How have all the factors above been brought together to estimate a fair value?
  • The assumed bullish price target for Playtika Holding is $13.75, which represents two standard deviations above the consensus price target of $7.59. This valuation is based on what can be assumed as the expectations of Playtika Holding's future earnings growth, profit margins and other risk factors from analysts on the bullish end of the spectrum.
  • However, there is a degree of disagreement amongst analysts, with the most bullish reporting a price target of $16.0, and the most bearish reporting a price target of just $5.0.
  • In order for you to agree with the bullish analysts, you'd need to believe that by 2028, revenues will be $3.1 billion, earnings will come to $317.9 million, and it would be trading on a PE ratio of 25.9x, assuming you use a discount rate of 15.9%.
  • Given the current share price of $4.72, the bullish analyst price target of $13.75 is 65.7% higher.
  • We always encourage you to reach your own conclusions though. So sense check these analyst numbers against your own assumptions and expectations based on your understanding of the business and what you believe is probable.

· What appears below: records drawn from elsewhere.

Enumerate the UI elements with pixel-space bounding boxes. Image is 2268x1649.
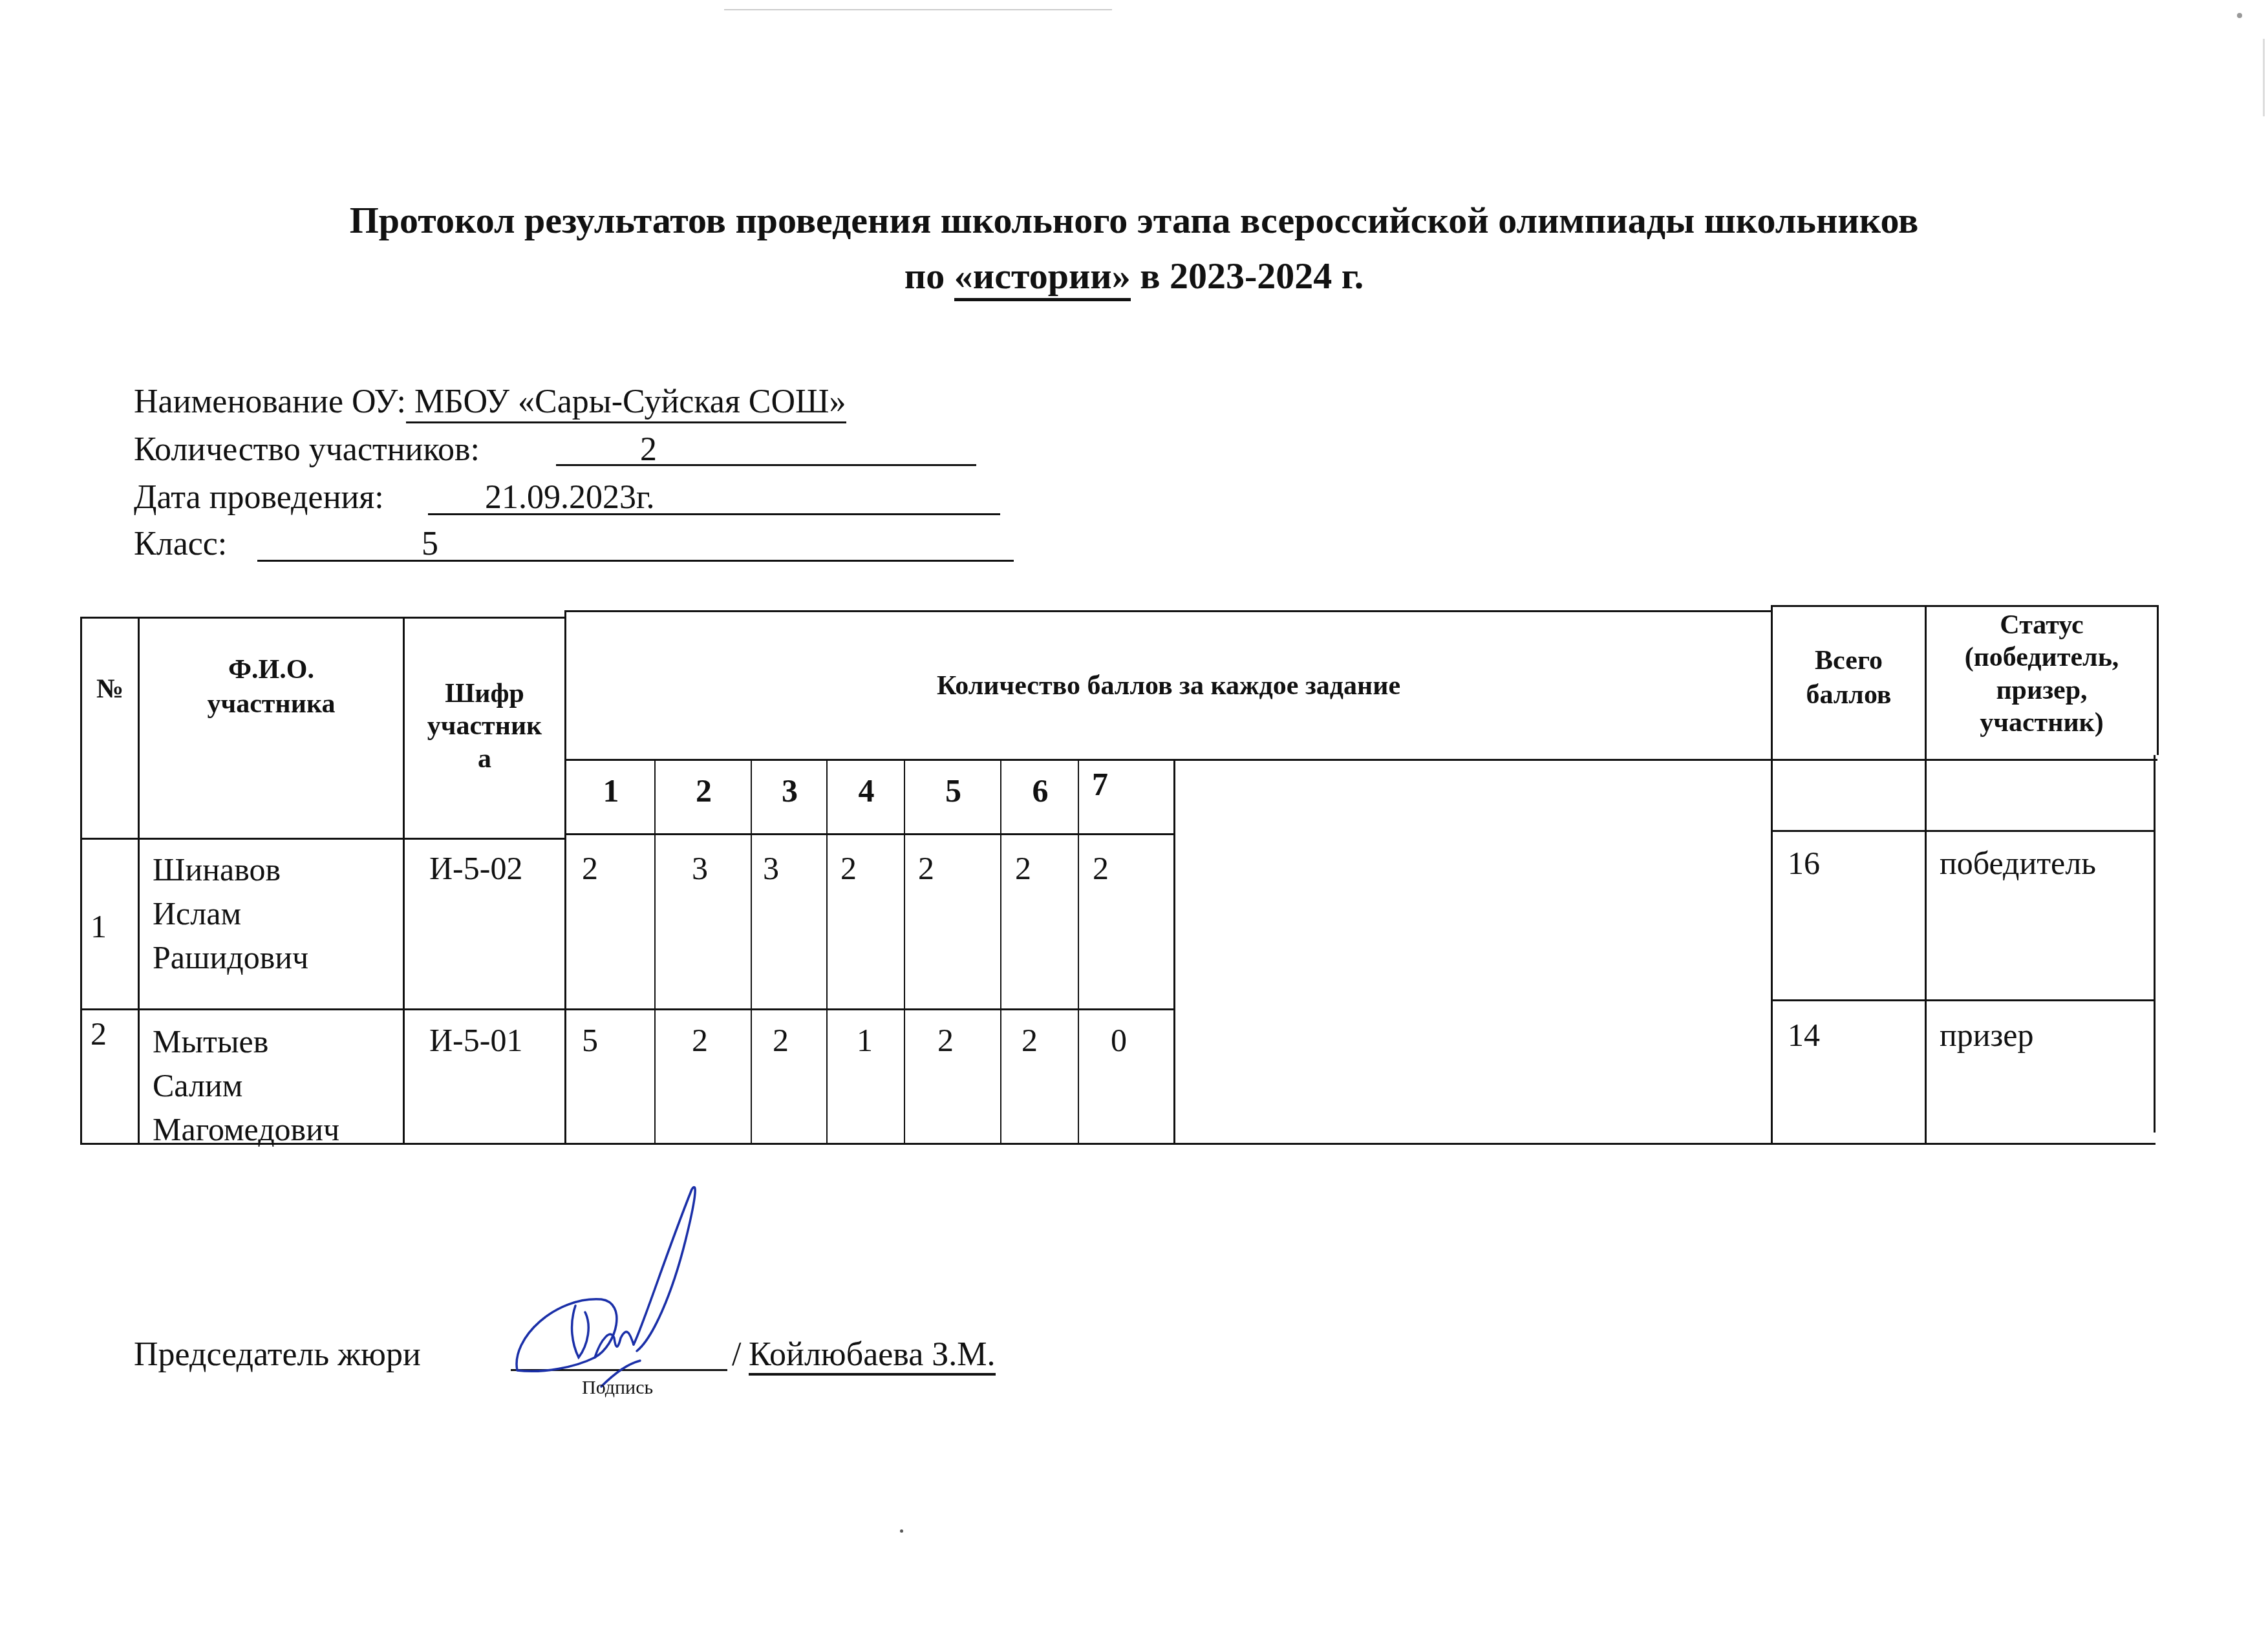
header-code-line1: Шифр [405, 677, 564, 710]
participant-code: И-5-01 [429, 1019, 522, 1063]
title-prefix: по [904, 255, 954, 297]
task-number: 5 [905, 769, 1001, 813]
scan-artifact [2263, 39, 2265, 116]
task-score: 1 [857, 1019, 873, 1063]
task-score: 2 [1022, 1019, 1038, 1063]
header-status-line2: (победитель, [1927, 641, 2157, 674]
school-field: Наименование ОУ: МБОУ «Сары-Суйская СОШ» [134, 385, 846, 419]
document-title: Протокол результатов проведения школьног… [0, 202, 2268, 239]
task-score: 2 [773, 1019, 789, 1063]
title-line-1: Протокол результатов проведения школьног… [350, 199, 1919, 241]
class-label: Класс: [134, 527, 227, 561]
header-code: Шифр участник а [405, 677, 564, 775]
total-score: 14 [1788, 1014, 1820, 1058]
status: победитель [1940, 842, 2096, 886]
document-subtitle: по «истории» в 2023-2024 г. [0, 257, 2268, 295]
task-score: 0 [1111, 1019, 1127, 1063]
scan-artifact [900, 1529, 903, 1533]
task-number: 3 [752, 769, 828, 813]
header-total-line1: Всего [1773, 644, 1925, 678]
row-number: 1 [91, 905, 107, 949]
participant-name-part: Ислам [153, 892, 241, 936]
total-score: 16 [1788, 842, 1820, 886]
participants-underline [556, 464, 976, 466]
header-number: № [82, 672, 138, 707]
header-name: Ф.И.О. участника [140, 653, 403, 721]
header-name-line2: участника [140, 687, 403, 721]
header-name-line1: Ф.И.О. [140, 653, 403, 687]
header-code-line2: участник [405, 710, 564, 742]
title-suffix: в 2023-2024 г. [1131, 255, 1364, 297]
participant-name-part: Магомедович [153, 1108, 339, 1152]
signature-caption: Подпись [582, 1377, 653, 1399]
row-number: 2 [91, 1012, 107, 1056]
participant-code: И-5-02 [429, 847, 522, 891]
participants-label: Количество участников: [134, 433, 480, 467]
header-status: Статус (победитель, призер, участник) [1927, 609, 2157, 739]
participant-name-part: Шинавов [153, 848, 281, 892]
task-number: 1 [566, 769, 656, 813]
task-score: 3 [763, 847, 779, 891]
chair-label: Председатель жюри [134, 1338, 421, 1372]
task-number: 4 [828, 769, 905, 813]
task-score: 5 [582, 1019, 598, 1063]
task-number: 7 [1079, 763, 1108, 807]
participant-name-part: Салим [153, 1064, 242, 1108]
header-total-line2: баллов [1773, 678, 1925, 712]
header-status-line4: участник) [1927, 707, 2157, 739]
header-status-line1: Статус [1927, 609, 2157, 641]
date-value: 21.09.2023г. [485, 481, 654, 515]
task-number: 6 [1001, 769, 1079, 813]
class-value: 5 [422, 527, 438, 561]
header-scores: Количество баллов за каждое задание [566, 669, 1771, 703]
class-underline [257, 560, 1014, 562]
participants-value: 2 [640, 433, 657, 467]
task-score: 2 [1015, 847, 1031, 891]
status: призер [1940, 1014, 2033, 1058]
chair-separator: / [732, 1338, 741, 1372]
date-label: Дата проведения: [134, 481, 384, 515]
scan-artifact [2237, 13, 2242, 18]
task-number: 2 [656, 769, 752, 813]
task-score: 2 [840, 847, 857, 891]
chair-name: Койлюбаева З.М. [749, 1338, 996, 1376]
task-score: 2 [582, 847, 598, 891]
task-score: 2 [918, 847, 934, 891]
task-score: 3 [692, 847, 708, 891]
participant-name-part: Рашидович [153, 936, 308, 980]
subject-name: «истории» [954, 255, 1131, 301]
scan-artifact [724, 9, 1112, 10]
header-status-line3: призер, [1927, 674, 2157, 707]
participant-name-part: Мытыев [153, 1020, 268, 1064]
task-score: 2 [1093, 847, 1109, 891]
header-total: Всего баллов [1773, 644, 1925, 712]
header-code-line3: а [405, 743, 564, 775]
school-label: Наименование ОУ: [134, 383, 406, 420]
task-score: 2 [692, 1019, 708, 1063]
school-value: МБОУ «Сары-Суйская СОШ» [406, 383, 846, 423]
task-score: 2 [937, 1019, 954, 1063]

How well do narratives help inform your perspective?

Disclaimer

AnalystHighTarget is a tool utilizing a Large Language Model (LLM) that ingests data on consensus price targets, forecasted revenue and earnings figures, as well as the transcripts of earnings calls to produce qualitative analysis. The narratives produced by AnalystHighTarget are general in nature and are based solely on analyst data and publicly-available material published by the respective companies. These scenarios are not indicative of the company's future performance and are exploratory in nature. Simply Wall St has no position in the company(s) mentioned. Simply Wall St may provide the securities issuer or related entities with website advertising services for a fee, on an arm's length basis. These relationships have no impact on the way we conduct our business, the content we host, or how our content is served to users. The price targets and estimates used are consensus data, and do not constitute a recommendation to buy or sell any stock, and they do not take account of your objectives, or your financial situation. Note that AnalystHighTarget's analysis may not factor in the latest price-sensitive company announcements or qualitative material.